By: Edgar Langeder, Stephanie Bagot, Tom Scriven, and Zahra Smith
RPCK understands that the terms environmental, social and corporate governance are becoming increasingly important to investors, investment advisors, legislators and regulators. This article is the second of a series of articles (i) related to the evolving ESG landscape and (ii) devoted to providing practical guidance for investment professionals operating in this space.
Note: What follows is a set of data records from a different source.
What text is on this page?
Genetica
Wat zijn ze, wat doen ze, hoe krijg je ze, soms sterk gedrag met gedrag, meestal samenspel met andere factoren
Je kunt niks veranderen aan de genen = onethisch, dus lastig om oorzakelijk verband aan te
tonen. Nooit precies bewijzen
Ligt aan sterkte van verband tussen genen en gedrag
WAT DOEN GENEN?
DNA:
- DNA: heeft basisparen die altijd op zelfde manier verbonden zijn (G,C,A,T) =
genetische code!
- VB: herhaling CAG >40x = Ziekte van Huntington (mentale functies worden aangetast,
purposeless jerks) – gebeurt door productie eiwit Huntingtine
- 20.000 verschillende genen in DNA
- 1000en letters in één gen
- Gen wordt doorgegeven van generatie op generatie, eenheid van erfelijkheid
Introduction and Background.
The name of a fund is typically the first piece of information shared with investors, as such it can significantly influence investors´ investment decisions. This is especially true for funds claiming to invest in environmental, social, or governance (“ESG”) and/or sustainable economic activities. Over the years, ESG claims and labels within the asset management industry, particularly as applied to fund names, have faced little regulation. Meanwhile, and some argue consequently, the industry has faced increasing claims of greenwashing and misleading fund names. Regulators have responded both in the United States and the European Union by imposing (or proposing) heightened rules on the use of ESG elements in fund names, with the stated objective of improving confidence, transparency and reliance on fund names and the associated ESG strategies marketed to investors.
In this article, we discuss the current regulatory regimes both in the United States and the European Union related to fund names and proposed amendments to such regimes and ESG and/or sustainable investment activities. We also discuss the potential implications of these rules for funds with cross-border operations or marketing in the United States and the European Union.